WASHINGTON (Reuters) – A North Korean citizen accused by the United States of laundering money to circumvent U.S. and U.N. sanctions over his country’s nuclear weapons program appeared in a U.S. court on Monday after extradition from Malaysia.
The U.S. Justice Department said Mun Chol Myong, a businessman it said was affiliated North Korea’s primary intelligence organization, the Reconnaissance General Bureau, was the first North Korean ever extradited to the United States.
It said Mun appeared in federal court in Washington, where he was indicted in May 2019 on six counts of money laundering, including conspiracy to commit money laundering.
Mun was arrested in Malaysia in 2019 after the United States accused him of laundering funds through front companies and issuing fraudulent documents to support illicit shipments to North Korea.

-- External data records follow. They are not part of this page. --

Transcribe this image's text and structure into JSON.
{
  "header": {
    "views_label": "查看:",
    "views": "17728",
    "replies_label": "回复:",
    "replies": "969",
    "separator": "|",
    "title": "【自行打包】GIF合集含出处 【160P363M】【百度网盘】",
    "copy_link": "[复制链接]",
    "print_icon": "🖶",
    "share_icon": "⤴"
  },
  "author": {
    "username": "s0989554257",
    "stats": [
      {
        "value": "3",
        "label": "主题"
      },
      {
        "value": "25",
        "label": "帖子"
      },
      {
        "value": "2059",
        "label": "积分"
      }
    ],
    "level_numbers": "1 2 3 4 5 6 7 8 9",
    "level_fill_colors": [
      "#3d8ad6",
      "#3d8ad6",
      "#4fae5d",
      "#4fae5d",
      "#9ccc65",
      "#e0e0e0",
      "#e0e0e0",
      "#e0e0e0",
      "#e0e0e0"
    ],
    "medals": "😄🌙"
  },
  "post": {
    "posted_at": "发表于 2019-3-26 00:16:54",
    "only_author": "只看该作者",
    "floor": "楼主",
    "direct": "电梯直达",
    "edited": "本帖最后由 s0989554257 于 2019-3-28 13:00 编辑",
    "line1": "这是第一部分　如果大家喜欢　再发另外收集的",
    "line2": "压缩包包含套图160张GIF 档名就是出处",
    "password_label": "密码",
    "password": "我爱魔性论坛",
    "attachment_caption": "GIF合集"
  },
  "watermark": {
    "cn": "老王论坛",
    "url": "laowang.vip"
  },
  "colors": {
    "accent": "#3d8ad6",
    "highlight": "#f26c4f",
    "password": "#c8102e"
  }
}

He denied the allegations, saying they were politically motivated.
North Korea said on Friday it would sever diplomatic relations with Malaysia after the extradition.
It called it a “nefarious act and unpardonably heavy crime” by Malaysian authorities, who had “offered our citizen as a sacrifice of the U.S. hostile move in defiance of the acknowledged international laws.”
North Korea warned that Washington, “the backstage manipulator and main culprit of this incident,” would be “made to pay a due price.”
John Demers, U.S. assistant attorney general for national security, said Mun’s actions were aimed at evading both U.S. and U.N. sanctions.
“We will continue to use the long reach of our laws to protect the American people from sanctions evasion and other national security threats,” he said in a statement.
Alan Kohler, assistant director of the FBI’s counterintelligence division, said bringing overseas defendants to justice was one of the division’s biggest challenges, especially in the case of North Korea.
“We hope he will be the first of many,” he said.
U.S. Secretary of State Antony Blinken said last week the Biden administration will complete a review of U.S. policy toward North Korea in the next few weeks.